To address these industry challenges our study leverages the following technologies:
Optical Character Recognition (OCR): Utilizing pre-trained models (e.g., YOLO) with transfer learning to enhance recognition accuracy for Portuguese and European character sets.
Machine Learning (ML): Implementation of feed-forward neural networks for character detection. Support vector machines (SVMs) for document classification and text classification.
Convolutional Neural Networks (CNNs): Applied in logo detection to validate invoice authenticity and enhance data extraction accuracy.
Study Details
Our study set out to develop an efficient and secure system for invoice processing, integrating OCR, ML, and classification technologies. The objectives were:
- Enable capture via low-cost mobile devices.
- Provide immediate identification and categorization of documents.
- Seamlessly recognize key business fields and integrate with enterprise systems.
- Extract text from scanned or photographed invoices.
- Apply ML models to classify document types and extract fields.
- Offer user-interactive adjustments for improved accuracy.
Initial lack of training data was addressed through transfer learning on pre-trained models (YOLO for OCR and SVM for text classification). This allowed us to build upon existing knowledge while customizing models for regional-specific needs.
SVM was used to classify invoice fields efficiently. Its lightweight nature proved advantageous in comparison to deep learning models like NN, offering faster training times and high precision (98.9%). The system pre-processed textual data to enhance classification accuracy, accommodating Portuguese-specific syntax and semantics.
CNNs demonstrated remarkable accuracy (~98%) for logo identification, helping validate vendor authenticity. Training on CIFAR-10 datasets and fine-tuning with national logos ensured robust performance.
Leveraging microservices and containerization facilitated portability and streamlined deployment across diverse environments, including mobile platforms.
Implementation and Results
Tested against six market solutions, our Azure API-based OCR implementation achieved superior text recognition accuracy with minimal data size requirements, supporting both digital and scanned invoices.

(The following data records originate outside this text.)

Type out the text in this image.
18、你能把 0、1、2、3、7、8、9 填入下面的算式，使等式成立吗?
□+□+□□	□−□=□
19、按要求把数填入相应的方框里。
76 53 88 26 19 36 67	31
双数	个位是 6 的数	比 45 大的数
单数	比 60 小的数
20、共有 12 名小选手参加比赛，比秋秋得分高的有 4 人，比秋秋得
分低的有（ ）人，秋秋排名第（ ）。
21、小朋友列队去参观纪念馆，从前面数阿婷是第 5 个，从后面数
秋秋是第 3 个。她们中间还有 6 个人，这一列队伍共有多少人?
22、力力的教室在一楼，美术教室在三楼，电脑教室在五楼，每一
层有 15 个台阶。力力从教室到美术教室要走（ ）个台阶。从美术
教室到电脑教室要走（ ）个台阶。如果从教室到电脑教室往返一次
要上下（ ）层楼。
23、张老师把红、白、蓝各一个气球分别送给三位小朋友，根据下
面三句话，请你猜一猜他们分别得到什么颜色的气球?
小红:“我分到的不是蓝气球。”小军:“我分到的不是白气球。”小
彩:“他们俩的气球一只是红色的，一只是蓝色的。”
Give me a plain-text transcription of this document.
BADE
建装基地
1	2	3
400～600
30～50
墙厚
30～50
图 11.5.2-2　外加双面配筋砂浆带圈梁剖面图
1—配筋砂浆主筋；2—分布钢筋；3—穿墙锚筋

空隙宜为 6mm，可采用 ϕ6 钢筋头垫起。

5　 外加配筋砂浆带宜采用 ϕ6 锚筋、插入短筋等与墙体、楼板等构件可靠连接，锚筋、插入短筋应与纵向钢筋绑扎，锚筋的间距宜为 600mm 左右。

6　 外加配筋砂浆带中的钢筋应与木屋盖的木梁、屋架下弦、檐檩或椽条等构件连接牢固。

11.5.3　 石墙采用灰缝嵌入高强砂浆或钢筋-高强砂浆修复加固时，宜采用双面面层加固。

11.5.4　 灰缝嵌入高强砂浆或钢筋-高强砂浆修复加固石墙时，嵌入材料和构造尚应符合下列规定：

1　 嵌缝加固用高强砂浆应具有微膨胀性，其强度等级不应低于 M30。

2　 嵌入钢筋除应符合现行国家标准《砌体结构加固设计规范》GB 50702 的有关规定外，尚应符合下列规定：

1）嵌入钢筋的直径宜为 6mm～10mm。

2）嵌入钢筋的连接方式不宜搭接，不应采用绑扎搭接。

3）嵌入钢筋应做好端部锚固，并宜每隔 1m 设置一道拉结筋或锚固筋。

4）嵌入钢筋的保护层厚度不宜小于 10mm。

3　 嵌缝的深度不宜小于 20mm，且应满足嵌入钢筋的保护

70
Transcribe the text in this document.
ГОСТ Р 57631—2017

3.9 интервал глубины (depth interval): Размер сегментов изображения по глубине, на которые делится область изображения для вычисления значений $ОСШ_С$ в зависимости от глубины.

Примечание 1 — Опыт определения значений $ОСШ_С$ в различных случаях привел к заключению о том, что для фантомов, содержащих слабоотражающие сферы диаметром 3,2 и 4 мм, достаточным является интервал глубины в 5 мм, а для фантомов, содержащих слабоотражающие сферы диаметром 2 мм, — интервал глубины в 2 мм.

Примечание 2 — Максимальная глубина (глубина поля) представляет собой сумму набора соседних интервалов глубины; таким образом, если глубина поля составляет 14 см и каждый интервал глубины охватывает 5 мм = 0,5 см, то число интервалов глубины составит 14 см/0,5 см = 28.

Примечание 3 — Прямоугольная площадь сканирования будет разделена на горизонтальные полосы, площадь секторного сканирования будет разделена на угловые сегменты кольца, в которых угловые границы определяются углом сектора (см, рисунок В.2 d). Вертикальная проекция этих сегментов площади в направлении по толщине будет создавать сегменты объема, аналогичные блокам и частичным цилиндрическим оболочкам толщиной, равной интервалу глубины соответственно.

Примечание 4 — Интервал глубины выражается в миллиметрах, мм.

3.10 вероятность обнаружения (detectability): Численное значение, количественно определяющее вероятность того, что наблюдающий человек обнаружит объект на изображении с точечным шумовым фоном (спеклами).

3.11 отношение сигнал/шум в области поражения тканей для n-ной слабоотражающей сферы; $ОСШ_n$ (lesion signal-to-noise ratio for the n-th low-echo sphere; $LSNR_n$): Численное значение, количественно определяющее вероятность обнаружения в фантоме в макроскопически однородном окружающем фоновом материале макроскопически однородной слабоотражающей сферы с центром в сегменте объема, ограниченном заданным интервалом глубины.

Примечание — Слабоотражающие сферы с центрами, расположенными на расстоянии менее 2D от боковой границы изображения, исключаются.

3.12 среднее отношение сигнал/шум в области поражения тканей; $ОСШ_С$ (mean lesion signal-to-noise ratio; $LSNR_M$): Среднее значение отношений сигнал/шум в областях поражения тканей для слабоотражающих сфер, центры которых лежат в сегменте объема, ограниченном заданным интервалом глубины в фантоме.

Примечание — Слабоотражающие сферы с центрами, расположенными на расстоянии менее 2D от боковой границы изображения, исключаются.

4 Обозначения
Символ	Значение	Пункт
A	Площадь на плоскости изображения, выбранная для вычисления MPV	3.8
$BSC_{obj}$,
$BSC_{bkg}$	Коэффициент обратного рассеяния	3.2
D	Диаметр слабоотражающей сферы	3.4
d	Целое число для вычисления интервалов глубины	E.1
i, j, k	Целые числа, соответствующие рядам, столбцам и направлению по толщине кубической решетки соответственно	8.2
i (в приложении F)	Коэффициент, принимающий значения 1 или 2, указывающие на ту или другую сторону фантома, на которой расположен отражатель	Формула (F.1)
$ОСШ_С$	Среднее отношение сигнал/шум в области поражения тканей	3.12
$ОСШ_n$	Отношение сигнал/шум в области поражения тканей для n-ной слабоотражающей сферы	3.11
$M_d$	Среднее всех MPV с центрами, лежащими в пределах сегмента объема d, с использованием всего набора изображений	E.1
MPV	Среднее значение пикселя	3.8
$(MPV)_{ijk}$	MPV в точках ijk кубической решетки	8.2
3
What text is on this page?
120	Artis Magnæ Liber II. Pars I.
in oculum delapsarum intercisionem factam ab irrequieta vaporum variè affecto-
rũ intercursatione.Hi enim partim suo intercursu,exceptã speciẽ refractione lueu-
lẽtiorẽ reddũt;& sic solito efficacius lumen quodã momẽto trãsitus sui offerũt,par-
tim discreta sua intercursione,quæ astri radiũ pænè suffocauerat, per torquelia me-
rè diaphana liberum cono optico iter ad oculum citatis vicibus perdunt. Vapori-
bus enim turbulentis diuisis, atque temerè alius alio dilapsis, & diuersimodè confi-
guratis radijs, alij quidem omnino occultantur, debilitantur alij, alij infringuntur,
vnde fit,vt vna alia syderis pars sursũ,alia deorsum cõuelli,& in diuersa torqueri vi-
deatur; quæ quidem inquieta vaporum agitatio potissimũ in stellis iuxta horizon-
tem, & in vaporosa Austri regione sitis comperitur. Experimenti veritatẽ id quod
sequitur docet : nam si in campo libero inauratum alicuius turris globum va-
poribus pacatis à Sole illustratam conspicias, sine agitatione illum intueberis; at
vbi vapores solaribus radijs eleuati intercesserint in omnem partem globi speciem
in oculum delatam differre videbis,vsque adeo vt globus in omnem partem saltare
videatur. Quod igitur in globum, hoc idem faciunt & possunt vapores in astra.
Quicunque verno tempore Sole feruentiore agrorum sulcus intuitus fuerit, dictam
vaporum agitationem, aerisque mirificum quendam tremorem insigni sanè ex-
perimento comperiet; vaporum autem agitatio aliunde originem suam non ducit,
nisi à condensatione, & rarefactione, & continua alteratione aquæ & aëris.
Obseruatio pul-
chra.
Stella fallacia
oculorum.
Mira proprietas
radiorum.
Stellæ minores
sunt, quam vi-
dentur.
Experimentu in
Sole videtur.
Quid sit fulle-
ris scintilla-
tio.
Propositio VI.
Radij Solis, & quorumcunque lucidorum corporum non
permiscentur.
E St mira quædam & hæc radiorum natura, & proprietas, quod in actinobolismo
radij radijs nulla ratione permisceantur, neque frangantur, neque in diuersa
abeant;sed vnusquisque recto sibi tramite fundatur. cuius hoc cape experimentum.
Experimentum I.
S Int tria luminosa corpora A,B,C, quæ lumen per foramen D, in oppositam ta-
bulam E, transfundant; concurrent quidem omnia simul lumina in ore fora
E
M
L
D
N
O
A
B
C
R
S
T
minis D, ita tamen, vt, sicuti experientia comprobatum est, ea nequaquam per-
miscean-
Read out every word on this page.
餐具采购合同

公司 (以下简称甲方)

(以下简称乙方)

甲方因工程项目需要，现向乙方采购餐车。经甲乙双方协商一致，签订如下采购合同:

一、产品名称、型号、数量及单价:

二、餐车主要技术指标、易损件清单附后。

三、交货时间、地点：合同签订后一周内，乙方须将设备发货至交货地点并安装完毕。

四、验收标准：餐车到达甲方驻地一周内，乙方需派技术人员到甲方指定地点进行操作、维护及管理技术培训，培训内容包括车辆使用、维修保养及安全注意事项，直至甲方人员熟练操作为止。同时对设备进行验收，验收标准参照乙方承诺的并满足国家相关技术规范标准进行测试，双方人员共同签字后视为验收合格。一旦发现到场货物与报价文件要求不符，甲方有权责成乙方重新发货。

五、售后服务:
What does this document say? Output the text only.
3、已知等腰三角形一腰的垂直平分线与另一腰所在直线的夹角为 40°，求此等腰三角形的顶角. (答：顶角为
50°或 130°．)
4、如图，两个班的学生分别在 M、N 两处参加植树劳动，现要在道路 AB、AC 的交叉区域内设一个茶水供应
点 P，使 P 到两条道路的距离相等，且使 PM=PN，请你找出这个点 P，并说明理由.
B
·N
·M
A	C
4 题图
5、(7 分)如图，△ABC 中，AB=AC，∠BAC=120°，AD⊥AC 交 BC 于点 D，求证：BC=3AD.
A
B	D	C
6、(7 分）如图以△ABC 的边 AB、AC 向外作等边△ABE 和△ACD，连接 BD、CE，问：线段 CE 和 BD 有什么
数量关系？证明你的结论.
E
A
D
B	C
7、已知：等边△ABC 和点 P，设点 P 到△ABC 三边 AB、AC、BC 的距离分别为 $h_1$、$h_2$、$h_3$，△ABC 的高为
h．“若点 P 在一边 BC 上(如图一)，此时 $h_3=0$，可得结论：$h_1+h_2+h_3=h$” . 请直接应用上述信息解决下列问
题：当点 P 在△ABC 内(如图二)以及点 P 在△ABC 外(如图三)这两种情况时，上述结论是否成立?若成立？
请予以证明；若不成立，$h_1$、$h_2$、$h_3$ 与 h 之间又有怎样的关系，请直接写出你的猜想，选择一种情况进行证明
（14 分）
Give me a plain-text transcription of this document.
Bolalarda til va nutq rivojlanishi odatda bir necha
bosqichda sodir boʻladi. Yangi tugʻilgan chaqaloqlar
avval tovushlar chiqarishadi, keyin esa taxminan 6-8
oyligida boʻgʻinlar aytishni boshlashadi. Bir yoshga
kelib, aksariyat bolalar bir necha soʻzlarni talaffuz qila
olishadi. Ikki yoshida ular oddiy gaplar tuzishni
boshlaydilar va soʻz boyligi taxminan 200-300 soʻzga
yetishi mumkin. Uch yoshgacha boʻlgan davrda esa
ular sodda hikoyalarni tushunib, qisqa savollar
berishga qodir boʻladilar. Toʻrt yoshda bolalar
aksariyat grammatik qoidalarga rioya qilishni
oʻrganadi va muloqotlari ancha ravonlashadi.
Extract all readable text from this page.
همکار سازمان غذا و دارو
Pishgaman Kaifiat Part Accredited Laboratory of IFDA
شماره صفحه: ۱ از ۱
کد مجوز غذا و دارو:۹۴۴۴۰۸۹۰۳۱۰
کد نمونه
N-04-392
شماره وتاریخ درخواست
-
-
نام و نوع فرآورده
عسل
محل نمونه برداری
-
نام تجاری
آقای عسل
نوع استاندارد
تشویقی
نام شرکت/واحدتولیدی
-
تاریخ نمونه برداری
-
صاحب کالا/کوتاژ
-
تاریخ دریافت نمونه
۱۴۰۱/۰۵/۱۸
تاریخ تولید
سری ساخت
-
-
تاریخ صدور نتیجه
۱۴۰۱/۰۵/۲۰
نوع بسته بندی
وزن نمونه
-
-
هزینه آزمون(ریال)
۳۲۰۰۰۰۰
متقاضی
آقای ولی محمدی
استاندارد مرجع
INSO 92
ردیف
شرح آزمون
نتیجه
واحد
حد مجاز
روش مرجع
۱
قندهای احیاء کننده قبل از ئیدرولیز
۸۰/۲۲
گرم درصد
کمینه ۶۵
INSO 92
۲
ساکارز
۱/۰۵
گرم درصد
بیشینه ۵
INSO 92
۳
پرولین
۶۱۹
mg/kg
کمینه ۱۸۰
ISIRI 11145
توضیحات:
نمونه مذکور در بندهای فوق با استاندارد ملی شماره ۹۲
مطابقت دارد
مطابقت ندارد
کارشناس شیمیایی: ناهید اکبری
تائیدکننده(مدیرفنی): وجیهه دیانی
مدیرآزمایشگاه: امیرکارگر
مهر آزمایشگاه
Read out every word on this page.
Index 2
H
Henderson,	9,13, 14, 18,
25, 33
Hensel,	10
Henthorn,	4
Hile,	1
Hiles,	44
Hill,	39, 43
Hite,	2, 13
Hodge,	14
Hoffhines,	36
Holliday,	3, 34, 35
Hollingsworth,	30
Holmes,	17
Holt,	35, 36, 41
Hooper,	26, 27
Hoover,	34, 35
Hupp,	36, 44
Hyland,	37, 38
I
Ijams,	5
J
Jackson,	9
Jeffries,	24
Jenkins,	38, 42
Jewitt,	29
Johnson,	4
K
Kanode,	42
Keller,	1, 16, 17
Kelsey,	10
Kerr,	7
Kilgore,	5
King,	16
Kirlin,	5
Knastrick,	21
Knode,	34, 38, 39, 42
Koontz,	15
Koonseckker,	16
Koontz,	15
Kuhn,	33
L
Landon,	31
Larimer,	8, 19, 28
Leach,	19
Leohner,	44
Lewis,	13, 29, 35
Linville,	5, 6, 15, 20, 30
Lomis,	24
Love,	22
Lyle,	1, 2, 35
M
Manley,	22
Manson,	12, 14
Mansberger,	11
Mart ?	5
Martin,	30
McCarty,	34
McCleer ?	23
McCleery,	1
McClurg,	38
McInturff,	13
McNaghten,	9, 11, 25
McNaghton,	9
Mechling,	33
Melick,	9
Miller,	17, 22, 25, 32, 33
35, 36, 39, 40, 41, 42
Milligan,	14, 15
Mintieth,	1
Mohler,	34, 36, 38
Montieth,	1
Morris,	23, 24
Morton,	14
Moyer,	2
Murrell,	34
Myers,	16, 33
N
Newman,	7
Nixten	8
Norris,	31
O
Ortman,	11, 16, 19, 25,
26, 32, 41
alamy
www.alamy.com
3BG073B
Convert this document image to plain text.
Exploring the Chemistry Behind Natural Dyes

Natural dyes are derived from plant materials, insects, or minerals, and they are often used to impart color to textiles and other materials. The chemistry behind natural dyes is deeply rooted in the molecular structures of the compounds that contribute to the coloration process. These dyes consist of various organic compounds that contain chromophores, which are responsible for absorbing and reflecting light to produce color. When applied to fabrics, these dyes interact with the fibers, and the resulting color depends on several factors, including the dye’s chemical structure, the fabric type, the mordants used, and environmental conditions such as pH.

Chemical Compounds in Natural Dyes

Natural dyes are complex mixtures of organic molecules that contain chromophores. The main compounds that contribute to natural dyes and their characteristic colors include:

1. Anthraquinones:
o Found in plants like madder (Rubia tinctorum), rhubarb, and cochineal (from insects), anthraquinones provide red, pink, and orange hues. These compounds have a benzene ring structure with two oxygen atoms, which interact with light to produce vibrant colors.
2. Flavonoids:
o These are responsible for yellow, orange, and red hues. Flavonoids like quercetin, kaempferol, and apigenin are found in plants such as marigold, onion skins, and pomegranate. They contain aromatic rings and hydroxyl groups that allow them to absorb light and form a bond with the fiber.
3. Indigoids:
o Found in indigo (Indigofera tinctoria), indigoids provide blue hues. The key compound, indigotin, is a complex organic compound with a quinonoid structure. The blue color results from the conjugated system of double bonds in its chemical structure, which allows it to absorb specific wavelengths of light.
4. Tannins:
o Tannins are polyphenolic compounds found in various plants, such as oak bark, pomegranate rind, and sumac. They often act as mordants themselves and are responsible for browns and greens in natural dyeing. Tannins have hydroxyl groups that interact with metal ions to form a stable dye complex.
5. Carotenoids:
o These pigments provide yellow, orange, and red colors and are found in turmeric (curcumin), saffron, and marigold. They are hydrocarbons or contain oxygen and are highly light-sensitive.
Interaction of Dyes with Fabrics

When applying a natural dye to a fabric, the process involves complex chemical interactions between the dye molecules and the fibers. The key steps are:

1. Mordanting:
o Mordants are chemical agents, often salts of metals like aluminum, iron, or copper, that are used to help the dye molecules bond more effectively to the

The system identified and extracted business-critical fields, with an average confidence score of 96%. Dynamic templates allowed users to define field mappings, reducing errors in downstream processes.
A web application and REST API were developed to process, classify, and display invoice data. Users could manually adjust extracted data, offering control and flexibility absent in competing solutions like DocDigitizer.
The system incorporated GDPR-compliant workflows, ensuring sensitive data handling and user access control. Integration with eFaturas enabled real-time data validation and reduced user input.
The combination of OCR and ML technologies allowed for high levels of automation and accuracy, addressing the inefficiencies of manual invoice processing. Continuous learning algorithms enabled adaptability to evolving invoice formats and user needs. Containerized microservices provided seamless integration with enterprise resource planning (ERP) systems and mobile applications.
The study demonstrated a scalable and efficient system for invoice processing. By combining OCR, ML, and cloud technologies, we addressed inefficiencies in manual data entry.